The problem is that you're calling

Complex x;

When you haven't defined or implemented a default constructor for Complex . Add one, and the errors should be gone.

The problem is that you're calling

Complex x;

When you haven't defined or implemented a default constructor for Complex . Add one, and the errors should be gone.

How exactly would I do that? I thought I implmented the Complex objet in the complex.h file with the line "Complex complex;" Thank you so much for your help!

How exactly would I do that? I thought that i was implementing the default constructor in the complex.h file with this line of code:

Complex( double = 0.0, double = 0.0 );     // constructor

I created a complex object in the complexdriver.cpp file,

Complex complex; // create a complex object

but I'm still getting the same error.

Naa you aint defining the default constructor, you are just declaring it in Complex.h but its defination doesnt occur in Complex.cpp, thats the whole root of the problem.
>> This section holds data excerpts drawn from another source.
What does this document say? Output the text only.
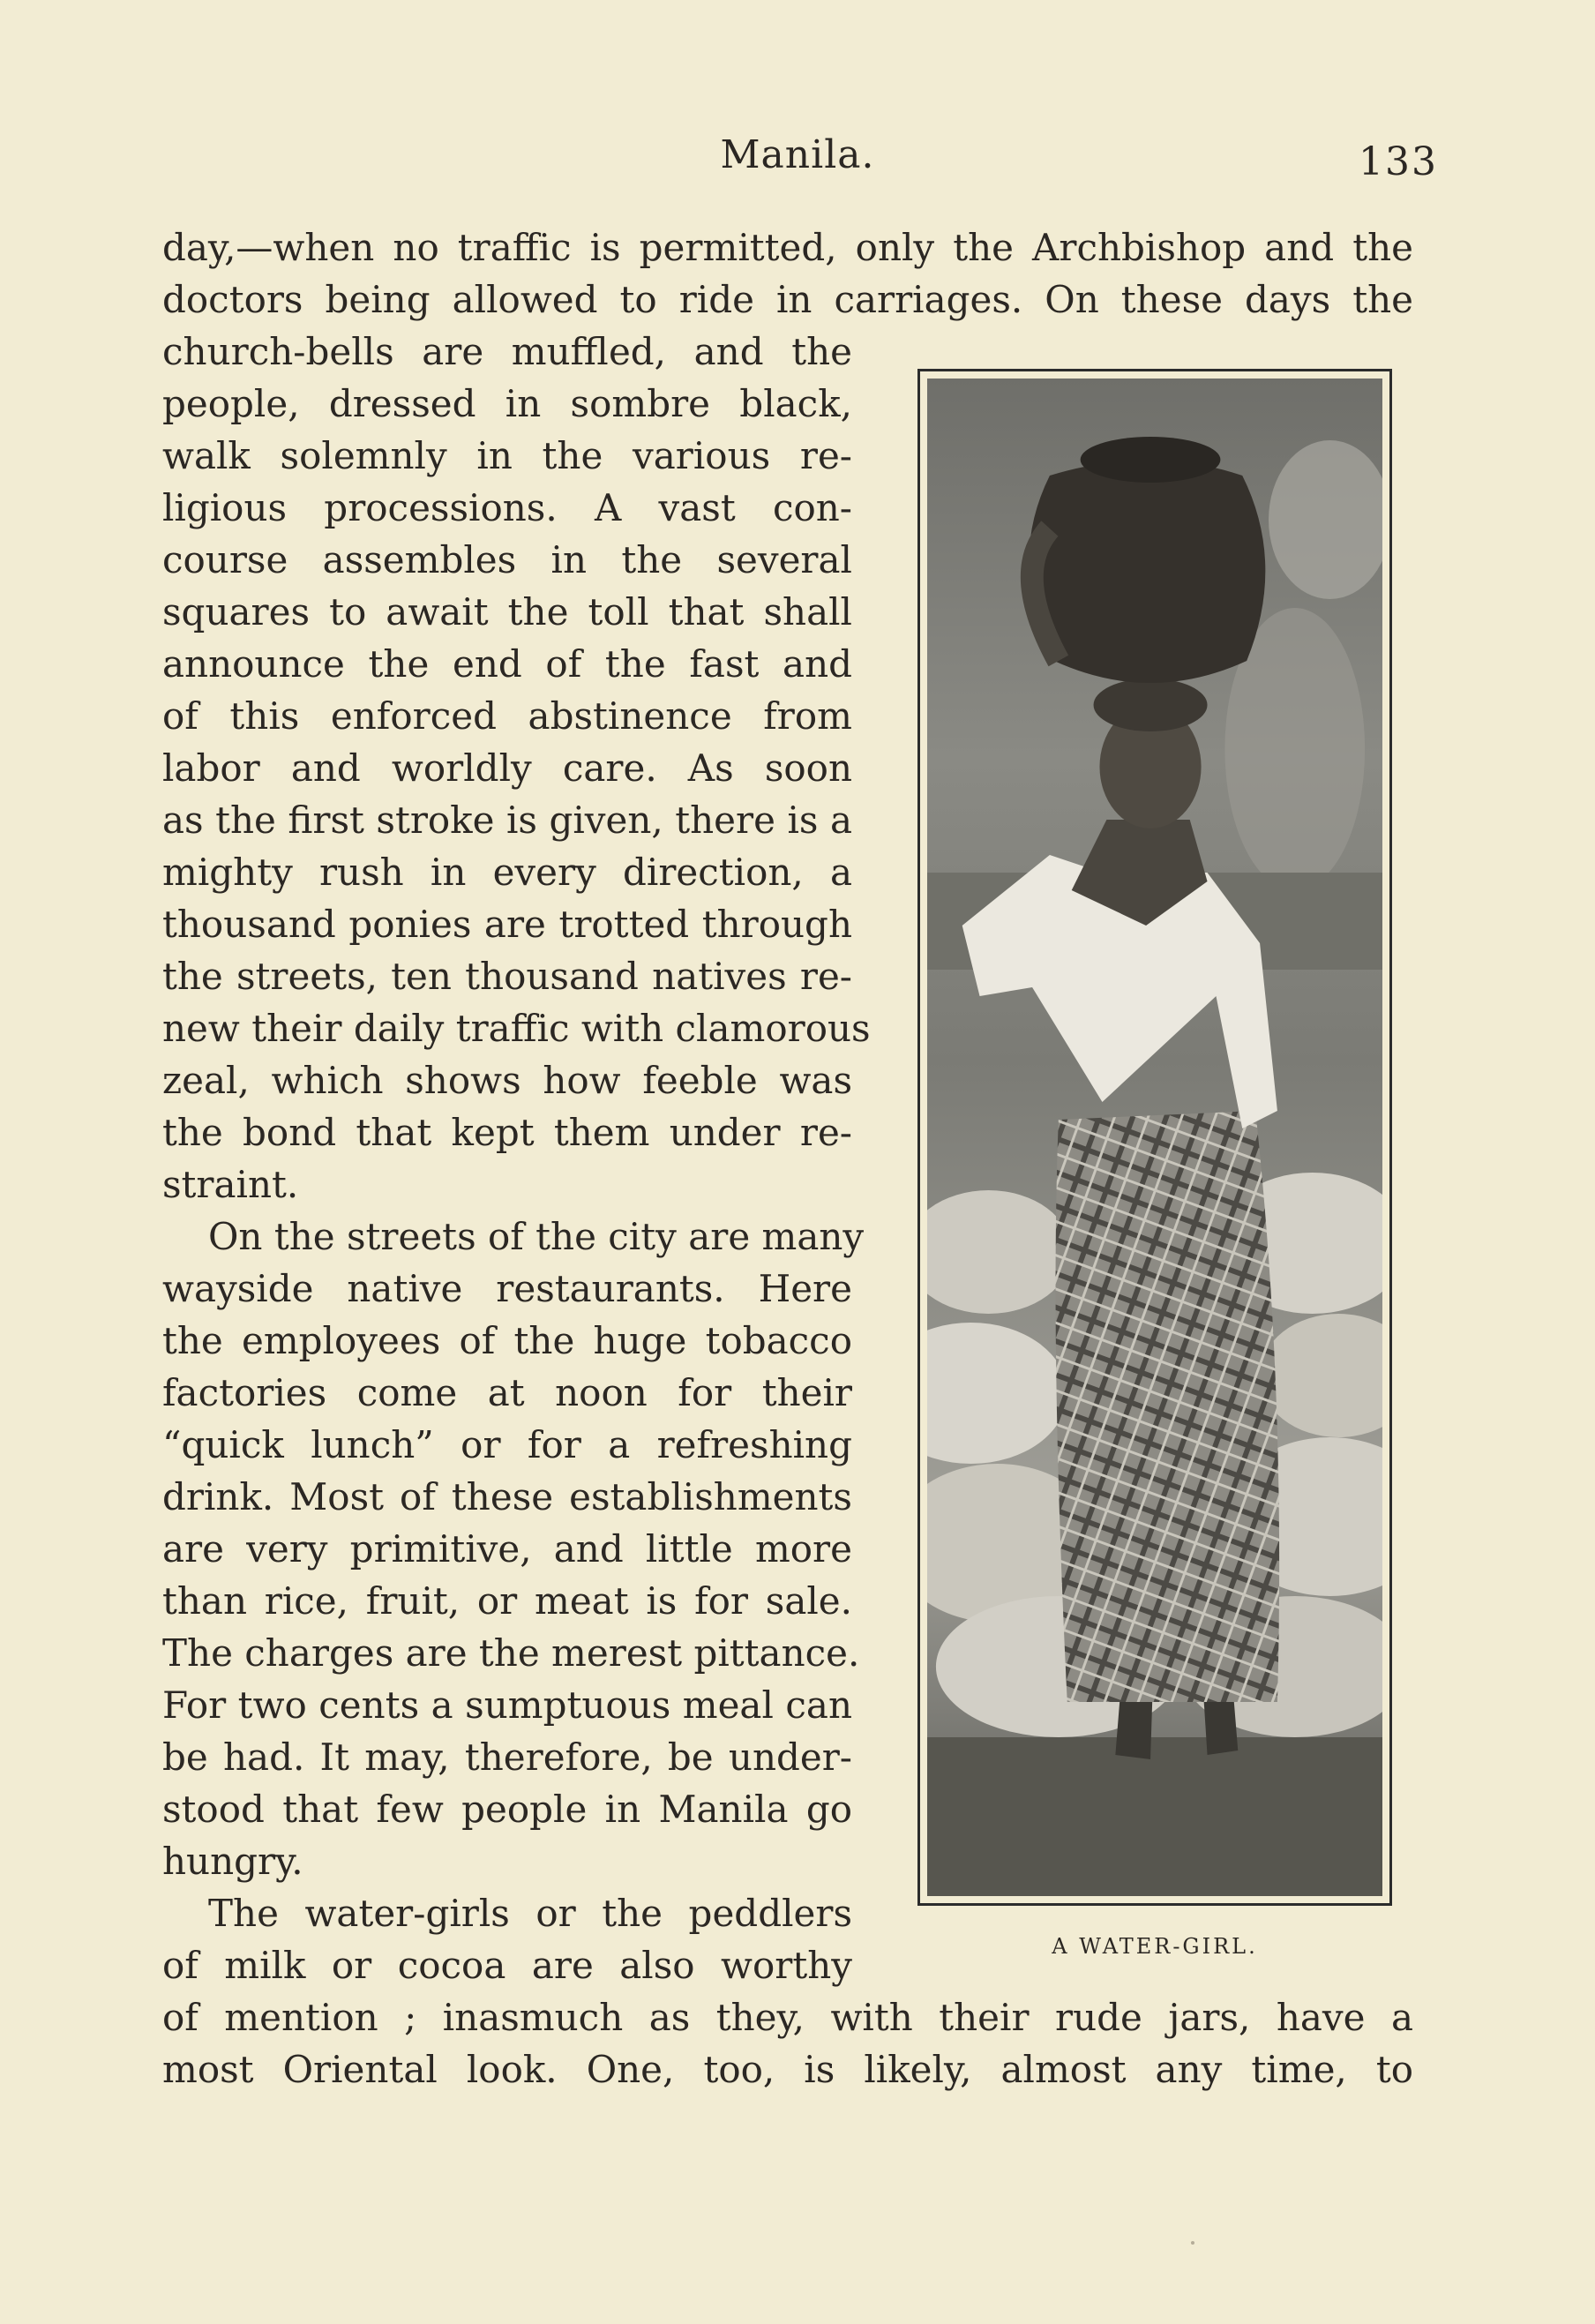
Manila.	133
day,—when no traffic is permitted, only the Archbishop and the
doctors being allowed to ride in carriages. On these days the
church-bells are muffled, and the
people, dressed in sombre black,
walk solemnly in the various re-
ligious processions. A vast con-
course assembles in the several
squares to await the toll that shall
announce the end of the fast and
of this enforced abstinence from
labor and worldly care. As soon
as the first stroke is given, there is a
mighty rush in every direction, a
thousand ponies are trotted through
the streets, ten thousand natives re-
new their daily traffic with clamorous
zeal, which shows how feeble was
the bond that kept them under re-
straint.
On the streets of the city are many
wayside native restaurants. Here
the employees of the huge tobacco
factories come at noon for their
“quick lunch” or for a refreshing
drink. Most of these establishments
are very primitive, and little more
than rice, fruit, or meat is for sale.
The charges are the merest pittance.
For two cents a sumptuous meal can
be had. It may, therefore, be under-
stood that few people in Manila go
hungry.
The water-girls or the peddlers
of milk or cocoa are also worthy
of mention ; inasmuch as they, with their rude jars, have a
most Oriental look. One, too, is likely, almost any time, to
A WATER-GIRL.
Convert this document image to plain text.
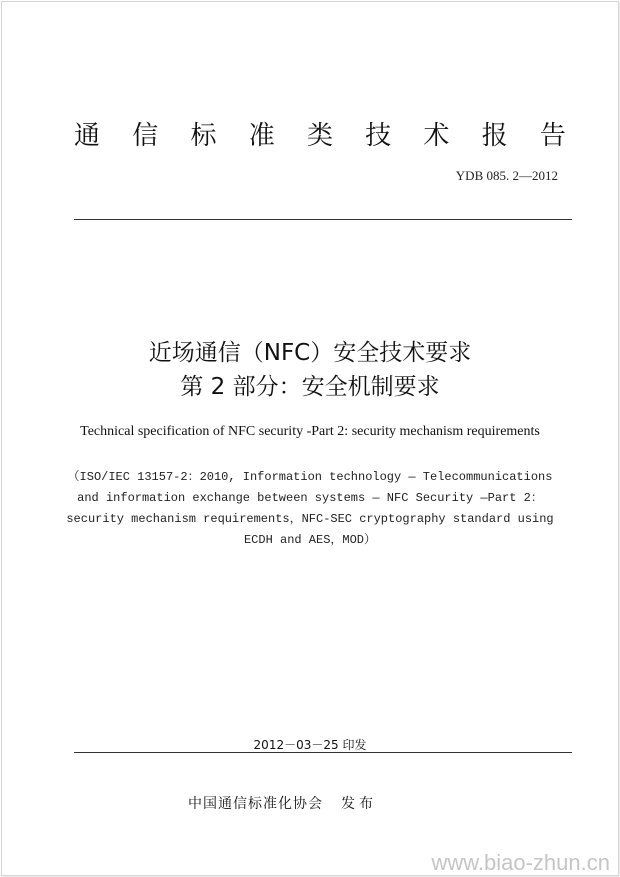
通 信 标 准 类 技 术 报 告
YDB 085. 2—2012
近场通信（NFC）安全技术要求
第 2 部分：安全机制要求
Technical specification of NFC security -Part 2: security mechanism requirements
（ISO/IEC 13157-2：2010, Information technology — Telecommunications
and information exchange between systems — NFC Security —Part 2：
security mechanism requirements，NFC-SEC cryptography standard using
ECDH and AES，MOD）
2012－03－25 印发
中国通信标准化协会 发布
www.biao-zhun.cn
Implement one in complex.cpp and all should work out fine.

Complex( double = 0.0, double = 0.0 ); // declaration of constructor taking two doubles as arguments, each argument defaulting to 0.0 if no parameter passed in.

Complex() : real(0.0), imaginary(0.0) {} //declaration and definition of default constructor setting real and imaginary data members to 0.0. No arguments can be passed to constructor.

If you don't declare any constructors the compiler will develop a default constructor and a copy constructor for you. If you explicitly declare any constructor, then you should declare at least your own default constructor explicitly, and I would recommend you declare the copy constructor explicitly, as well.